There are several issues with your question.
For starters, you are trying to use accuracy in what it seems to be a regression problem, which is meaningless.
Although you don't provide the exact models (it would arguably be a good idea), this line in your evaluation function
errors = abs(predictions - test_labels)
is actually the basis of the mean absolute error (MAE - although you should actually take its mean, as the name implies). MAE, like MAPE, is indeed a performance metric for regression problems; but the formula you use next
accuracy = 100 - mape
does not actually hold, neither it is used in practice.

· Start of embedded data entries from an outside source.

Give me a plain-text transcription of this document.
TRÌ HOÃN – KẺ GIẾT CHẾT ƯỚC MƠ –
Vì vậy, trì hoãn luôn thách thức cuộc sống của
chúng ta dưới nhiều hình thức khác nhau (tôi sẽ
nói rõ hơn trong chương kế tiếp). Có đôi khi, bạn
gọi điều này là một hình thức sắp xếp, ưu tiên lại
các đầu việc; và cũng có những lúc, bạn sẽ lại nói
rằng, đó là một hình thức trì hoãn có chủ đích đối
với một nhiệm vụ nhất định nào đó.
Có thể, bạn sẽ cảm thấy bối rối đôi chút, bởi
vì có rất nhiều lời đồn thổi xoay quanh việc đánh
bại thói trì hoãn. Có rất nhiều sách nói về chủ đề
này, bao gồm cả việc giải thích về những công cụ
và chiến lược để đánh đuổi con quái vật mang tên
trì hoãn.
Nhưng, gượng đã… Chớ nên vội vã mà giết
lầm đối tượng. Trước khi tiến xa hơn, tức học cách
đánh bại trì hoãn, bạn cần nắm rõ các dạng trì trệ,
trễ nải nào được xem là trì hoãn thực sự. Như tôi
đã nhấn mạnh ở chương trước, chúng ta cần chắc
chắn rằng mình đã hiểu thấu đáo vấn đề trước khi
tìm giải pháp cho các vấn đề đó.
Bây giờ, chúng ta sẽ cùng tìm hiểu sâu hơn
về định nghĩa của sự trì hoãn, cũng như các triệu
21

It is true that, intuitively, one might want to get the 1-MAPE
quantity; but this is not a good idea, as MAPE itself has a lot of drawbacks which seriously limit its use; here is a partial list from Wikipedia:
- It cannot be used if there are zero values (which sometimes happens for example in demand data) because there would be a division by zero.
- For forecasts which are too low the percentage error cannot exceed 100%, but for forecasts which are too high there is no upper limit to the percentage error.